The advancement in medical technology, knowledge, and engineering will continue to alter Franklin’s bifocal creation into gear that suits the human race for years to come. Contact lenses—frame-free alternatives—are one such evolution to the invention, with an estimated 40.9 million U.S. adults using them daily (Cope et al, 2015, p. 866). There has even been a pair of glasses developed that contain lenses filled with a liquid membrane, allowing the user to turn knobs on the sides of the frame to adjust the pressure and its optical power (Petroski, 2013, p. 337). In comparison to that of the relatively recent creation of the trifocal lens, the liquid membrane option would appear to provide the user with a sense of futuristic advancement that is seen in fiction movies.

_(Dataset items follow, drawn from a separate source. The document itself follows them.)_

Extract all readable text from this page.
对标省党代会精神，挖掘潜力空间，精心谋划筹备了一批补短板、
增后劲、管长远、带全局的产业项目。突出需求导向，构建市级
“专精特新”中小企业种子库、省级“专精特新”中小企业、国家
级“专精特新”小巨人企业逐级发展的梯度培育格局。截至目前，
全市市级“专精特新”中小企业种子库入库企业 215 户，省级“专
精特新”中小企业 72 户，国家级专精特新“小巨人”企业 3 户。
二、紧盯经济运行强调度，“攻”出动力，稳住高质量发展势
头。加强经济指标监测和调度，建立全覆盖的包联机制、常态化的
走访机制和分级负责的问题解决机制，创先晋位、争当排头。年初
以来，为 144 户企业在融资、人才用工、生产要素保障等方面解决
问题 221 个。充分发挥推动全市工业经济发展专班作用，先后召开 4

A fair amount of curiosity follows those who continue to upgrade and improve inventions created so many years ago. In regards to the standard pair of eyeglasses in today’s modern world, the evolution and availability of this visual aid will only continue to advance, pushed forward by demand and necessity. Being able to see someone smile, taking the emotional impact as well as the clarity into account, as well as interpret written word accurately, is a gift those without visual impairments wouldn’t fully understand. It is just one of the many reasons why the invention of eyeglasses has had such a profound effect on modern-day living today. Without curious minds—like Benjamin Franklin’s, who questioned the practicality of creation in human life—future modifications to the eyeglasses will never evolve to become more than just separate models separated by a variation in style and color.